Bei einem Wertpapierdepot handelt es sich um ein Art Konto, mit dem Anleger Wertpapiere wie Fonds, Anleihen oder Aktien kaufen und verkaufen können. Gleichermaßen dient es zur Verwaltung der Wertpapiere. Vergleichbar ist es etwa mit einem Girokonto. Jedoch werden über das Depotkonto Wertpapiere und über ein Girokonto Geld transferiert. Der Handel mit Wertpapieren ist ohne Depot nicht möglich. Es gibt die Möglichkeit, ein Wertpapierdepot bei einer Filialbank, einer Direktbank oder einem Online-Broker zu eröffnen. Depots bei Direktbanken und Broker sind meist deutlich günstiger als bei Hausbanken.

Die Funktionsweise eines Depots

Hat ein Anleger ein Depot bei einem Anbieter seiner Wahl eröffnet, kann er über verschiedene Handelsplätze Wertpapiere kaufen und verkaufen. Die Bank oder der Broker verbucht diese anschließend im Wertpapierdepot und verwahrt sie dort für den Kunden auf. Will dieser seiner Papiere wieder verkaufen, verbucht der Anbieter sie wieder aus und veräußert sie an der Börse. Die Gewinne des Wertpapierverkaufs oder die Gebühren für den Erwerb von Wertpapieren werden anschließend über ein separates Verrechnungskonto bzw. Referenzkonto verrechnet. Alle Käufe und Verkäufe einschließlich des jeweiligen Kurswertes werden im Anschluss als Transaktionen in den Kontounterlagen des Depotinhabers vermerkt.
Bei der Depoteröffnung ist zu beachten, dass die Depotführung und der Handel an der Börse in der Regel mit Kosten verbunden sind. Die Höhe der Gebühren variiert je nach Anbieter.
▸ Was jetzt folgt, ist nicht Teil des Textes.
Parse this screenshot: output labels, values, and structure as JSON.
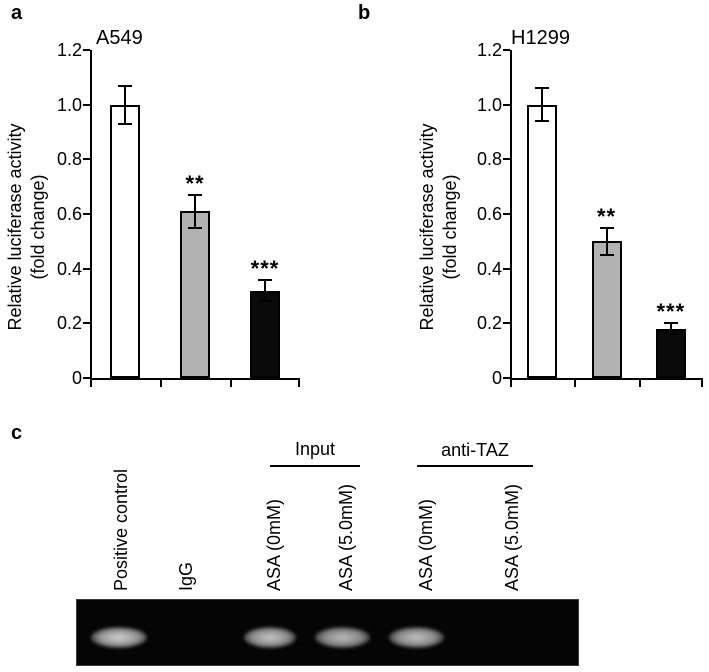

Umso wichtiger ist es, die Konditionen der einzelnen Depotanbieter in einem Online Depot Vergleich gegenüberzustellen. Mit diesem erhalten interessierte Anleger einen umfassenden und schnellen Überblick über günstige Anbieter am Markt.
 Online Depot Vergleich Online Depot Vergleich

Lohnt sich die Eröffnung eines Wertpapierdepots?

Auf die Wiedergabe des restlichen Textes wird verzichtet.